Señor limpia mi pecado conforme a tu gran amor y tu perfecta bondad, lava mi maldad y ten compasión de mi.

LEE

16 El arca de Dios fue llevada a la tienda de campaña que David le había preparado. Allí la instalaron, y luego presentaron holocaustos y sacrificios de comunión en presencia de Dios. Después de ofrecer los holocaustos y los sacrificios de comunión, David bendijo al pueblo en el nombre del Señor y dio a cada israelita, tanto a hombres como a mujeres, una porción de pan, una torta de dátiles y una torta de pasas.

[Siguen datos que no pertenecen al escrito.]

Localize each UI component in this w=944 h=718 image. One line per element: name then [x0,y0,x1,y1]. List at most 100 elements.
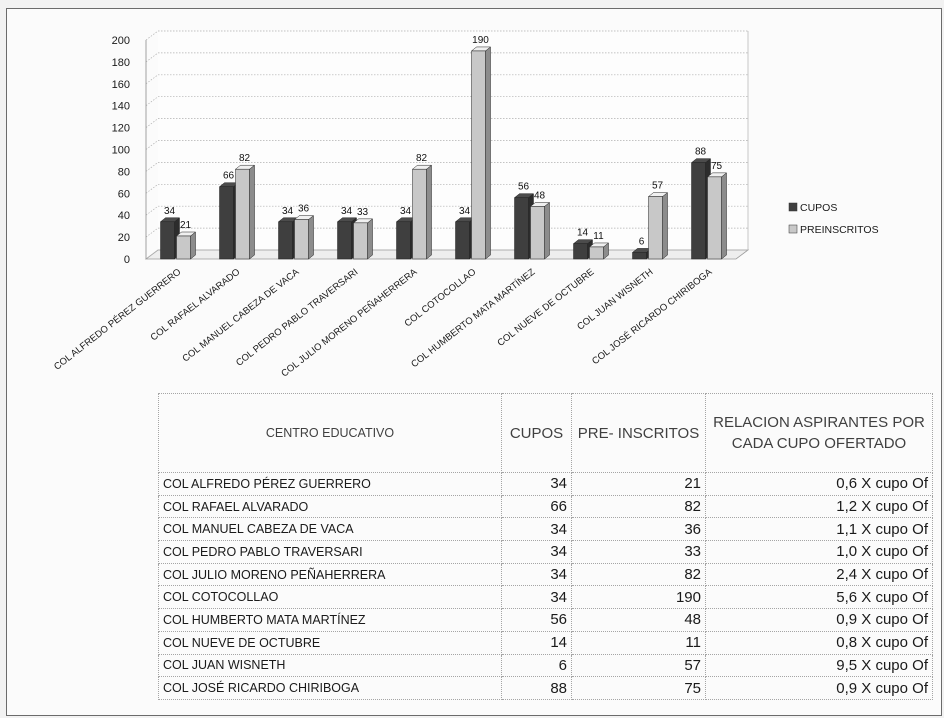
x-tick-label: COL PEDRO PABLO TRAVERSARI [234,267,360,369]
bar-cupos [160,221,175,260]
header-cupos: CUPOS [501,393,572,473]
table-row: COL JULIO MORENO PEÑAHERRERA 34 82 2,4 X cu… [158,562,933,587]
table-row: COL MANUEL CABEZA DE VACA 34 36 1,1 X cupo … [158,517,933,542]
gridline [145,205,748,216]
legend-label: CUPOS [800,202,837,214]
x-tick-label: COL MANUEL CABEZA DE VACA [180,266,301,364]
cell-cupos: 66 [501,494,572,519]
bar-side [721,172,727,260]
cell-cupos: 56 [501,608,572,632]
gridline [145,96,748,106]
data-label: 6 [639,236,645,247]
gridline [145,162,748,172]
cell-cupos: 88 [501,676,572,700]
data-label: 34 [459,206,471,217]
data-label: 190 [472,35,489,46]
data-label: 82 [416,153,428,164]
bar-cupos [219,186,234,260]
y-tick-label: 60 [118,188,130,200]
gridline [145,52,748,63]
cell-cupos: 34 [501,585,572,610]
cell-preinscritos: 57 [571,653,706,678]
data-table: CENTRO EDUCATIVO CUPOS PRE- INSCRITOS RE… [158,393,933,700]
header-relacion: RELACION ASPIRANTES POR CADA CUPO OFERTA… [705,393,933,473]
gridline [145,118,748,128]
cell-centro: COL JOSÉ RICARDO CHIRIBOGA [158,676,502,700]
cell-preinscritos: 82 [571,562,706,587]
y-tick-label: 200 [112,35,130,47]
data-label: 57 [652,181,664,192]
data-label: 88 [695,147,707,158]
y-tick-label: 180 [112,57,130,69]
cell-relacion: 0,8 X cupo Of [705,630,933,655]
bar-cupos [278,221,293,260]
table-row: COL RAFAEL ALVARADO 66 82 1,2 X cupo Of [158,494,933,519]
table-row: COL NUEVE DE OCTUBRE 14 11 0,8 X cupo Of [158,630,933,655]
cell-relacion: 0,9 X cupo Of [705,608,933,632]
x-tick-label: COL JOSÉ RICARDO CHIRIBOGA [590,266,715,367]
bar-cupos [573,243,588,260]
cell-cupos: 34 [501,517,572,542]
cell-cupos: 6 [501,653,572,678]
legend-label: PREINSCRITOS [800,224,879,236]
data-label: 11 [593,231,604,242]
cell-preinscritos: 75 [571,676,706,700]
cell-preinscritos: 82 [571,494,706,519]
data-label: 34 [164,206,176,217]
y-tick-label: 140 [112,101,130,113]
y-tick-label: 40 [118,210,130,222]
table-row: COL HUMBERTO MATA MARTÍNEZ 56 48 0,9 X cupo… [158,608,933,632]
cell-centro: COL JULIO MORENO PEÑAHERRERA [158,562,502,587]
cell-relacion: 0,6 X cupo Of [705,472,933,496]
gridline [145,227,748,238]
bar-cupos [396,221,411,260]
bar-preinscritos [176,235,191,260]
data-label: 56 [518,182,530,193]
cell-centro: COL JUAN WISNETH [158,653,502,678]
bar-preinscritos [471,50,486,260]
cell-preinscritos: 190 [571,585,706,610]
data-label: 34 [341,206,353,217]
bar-preinscritos [530,206,545,260]
x-tick-label: COL HUMBERTO MATA MARTÍNEZ [409,267,537,371]
cell-relacion: 1,1 X cupo Of [705,517,933,542]
y-tick-label: 120 [112,123,130,135]
bar-side [308,215,314,260]
bar-side [544,201,550,260]
bar-chart: 0 20 40 60 80 100 120 140 160 180 200 34 21 COL ALFRE… [52,30,879,379]
cell-preinscritos: 36 [571,517,706,542]
table-row: COL ALFREDO PÉREZ GUERRERO 34 21 0,6 X cupo… [158,472,933,496]
bar-cupos [514,197,529,260]
gridline [145,140,748,150]
cell-centro: COL MANUEL CABEZA DE VACA [158,517,502,542]
y-tick-label: 0 [124,254,130,266]
bar-side [426,164,432,260]
cell-cupos: 34 [501,540,572,564]
table-header-row: CENTRO EDUCATIVO CUPOS PRE- INSCRITOS RE… [158,393,933,473]
cell-centro: COL NUEVE DE OCTUBRE [158,630,502,655]
cell-cupos: 34 [501,562,572,587]
gridline [145,183,748,194]
bar-preinscritos [235,168,250,260]
y-tick-label: 20 [118,232,130,244]
gridline [145,74,748,85]
cell-relacion: 2,4 X cupo Of [705,562,933,587]
bar-preinscritos [412,168,427,260]
bar-cupos [337,221,352,260]
bar-side [662,192,668,260]
data-label: 21 [180,220,192,231]
data-label: 34 [282,206,294,217]
cell-preinscritos: 21 [571,472,706,496]
cell-centro: COL COTOCOLLAO [158,585,502,610]
cell-relacion: 5,6 X cupo Of [705,585,933,610]
table-row: COL JOSÉ RICARDO CHIRIBOGA 88 75 0,9 X cupo… [158,676,933,700]
cell-centro: COL ALFREDO PÉREZ GUERRERO [158,472,502,496]
data-label: 66 [223,171,235,182]
legend-swatch [788,202,798,212]
cell-cupos: 14 [501,630,572,655]
cell-centro: COL RAFAEL ALVARADO [158,494,502,519]
cell-preinscritos: 48 [571,608,706,632]
x-tick-label: COL ALFREDO PÉREZ GUERRERO [52,267,183,373]
data-label: 34 [400,206,412,217]
bar-cupos [632,252,647,260]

David puso a algunos levitas a cargo del arca del Señor para que ministraran, dieran gracias y alabaran al Señor, Dios de Israel. Los nombrados fueron: Asaf, el primero; Zacarías, el segundo; luego Jejiyel, Semiramot, Jehiel, Matatías, Eliab, Benaías, Obed Edom y Jeyel, los cuales tenían arpas y liras. Asaf tocaba los címbalos. Los sacerdotes Benaías y Jahaziel tocaban continuamente las trompetas delante del arca del pacto del Señor.

 

Salmo de David

 

Ese mismo día, David ordenó, por primera vez, que Asaf y sus compañeros fueran los encargados de esta alabanza al Señor:

«¡Alaben al Señor, proclamen su nombre,
    testifiquen de sus proezas entre los pueblos!
¡Cántenle, cántenle salmos!
    ¡Hablen de sus maravillosas obras!
10 ¡Gloríense en su nombre santo!
    ¡Alégrense de veras los que buscan al Señor!
11 ¡Refúgiense en el Señor y en su fuerza,
    busquen siempre su presencia!
12 ¡Recuerden las maravillas que ha realizado,
    los prodigios y los juicios que ha emitido!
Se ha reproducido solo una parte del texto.